Whether Arms rules do not permit more than one weapon under one license?
Due to the failure by the prosecution to prove that whether the fourth license was issued for one arm only or not, the Ld. Judge upheld the arguments of the Counsel for the appellant. The Judge pronounced that if there had been a rule that only one firearm will be issued under one license then there would be no need to disclose each weapon.
Whether the prosecution against the appellant was legally instituted in respect of the offence under Section 25 of Arms Act with a valid sanction as required under Section 39 of the Arms Act?
The judge stated that it was held in many decisions by the Apex Court and High Court that want of sanction is taken away by the jurisdiction of the court and the defect being non-curable.

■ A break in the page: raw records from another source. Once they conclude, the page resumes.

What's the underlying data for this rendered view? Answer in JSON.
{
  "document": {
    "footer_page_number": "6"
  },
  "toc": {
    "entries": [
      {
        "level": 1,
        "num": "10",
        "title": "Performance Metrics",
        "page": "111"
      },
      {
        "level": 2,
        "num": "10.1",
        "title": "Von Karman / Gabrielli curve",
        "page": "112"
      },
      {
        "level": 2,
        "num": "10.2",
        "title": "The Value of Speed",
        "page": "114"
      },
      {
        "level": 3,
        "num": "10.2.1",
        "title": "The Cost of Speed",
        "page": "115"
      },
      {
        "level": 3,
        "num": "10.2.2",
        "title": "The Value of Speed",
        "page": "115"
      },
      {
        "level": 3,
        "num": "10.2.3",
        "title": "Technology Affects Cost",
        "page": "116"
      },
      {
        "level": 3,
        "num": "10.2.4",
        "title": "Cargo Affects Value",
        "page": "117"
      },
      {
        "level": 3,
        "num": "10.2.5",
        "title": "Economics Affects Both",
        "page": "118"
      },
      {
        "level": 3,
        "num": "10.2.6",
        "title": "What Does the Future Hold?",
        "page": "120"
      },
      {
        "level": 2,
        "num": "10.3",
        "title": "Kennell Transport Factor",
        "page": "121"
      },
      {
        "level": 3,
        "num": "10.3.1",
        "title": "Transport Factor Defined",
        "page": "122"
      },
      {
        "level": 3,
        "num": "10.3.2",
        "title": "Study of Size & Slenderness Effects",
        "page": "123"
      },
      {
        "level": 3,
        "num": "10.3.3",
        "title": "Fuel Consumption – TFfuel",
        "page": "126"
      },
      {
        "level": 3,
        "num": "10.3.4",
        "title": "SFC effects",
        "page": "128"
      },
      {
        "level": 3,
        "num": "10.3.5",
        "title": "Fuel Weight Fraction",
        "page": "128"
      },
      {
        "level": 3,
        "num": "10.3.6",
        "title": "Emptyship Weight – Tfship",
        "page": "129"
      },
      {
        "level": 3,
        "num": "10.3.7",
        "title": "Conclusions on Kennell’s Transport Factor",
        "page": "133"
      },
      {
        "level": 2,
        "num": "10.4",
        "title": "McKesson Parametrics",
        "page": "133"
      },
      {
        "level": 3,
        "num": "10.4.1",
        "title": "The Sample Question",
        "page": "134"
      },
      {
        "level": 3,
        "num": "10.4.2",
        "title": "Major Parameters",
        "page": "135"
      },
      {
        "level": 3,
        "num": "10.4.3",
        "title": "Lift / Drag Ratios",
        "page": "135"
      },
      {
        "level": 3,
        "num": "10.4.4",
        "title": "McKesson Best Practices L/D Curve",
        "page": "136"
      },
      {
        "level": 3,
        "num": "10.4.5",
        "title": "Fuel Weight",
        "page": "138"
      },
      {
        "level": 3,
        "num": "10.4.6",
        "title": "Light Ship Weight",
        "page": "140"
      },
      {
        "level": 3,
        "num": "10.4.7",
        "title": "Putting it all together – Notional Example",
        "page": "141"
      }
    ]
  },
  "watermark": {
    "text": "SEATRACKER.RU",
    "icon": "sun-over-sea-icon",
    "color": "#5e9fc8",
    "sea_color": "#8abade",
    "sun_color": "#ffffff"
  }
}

Thus, conviction of the accused under Section 25 Of the Arms Act cannot be sustained for both previous sanction and for want of valid sanction irrespective of being post or previous to the instituted of the prosecution. It was declared by the appellant court that the entire proceedings in respect of offence under Section 25 of the Arms Act was void and guiltless the appellant.
It was then declared by the appellate court that the entire proceedings in respect of offence under Section 25 of the Arms Act was void and acquitted the appellant.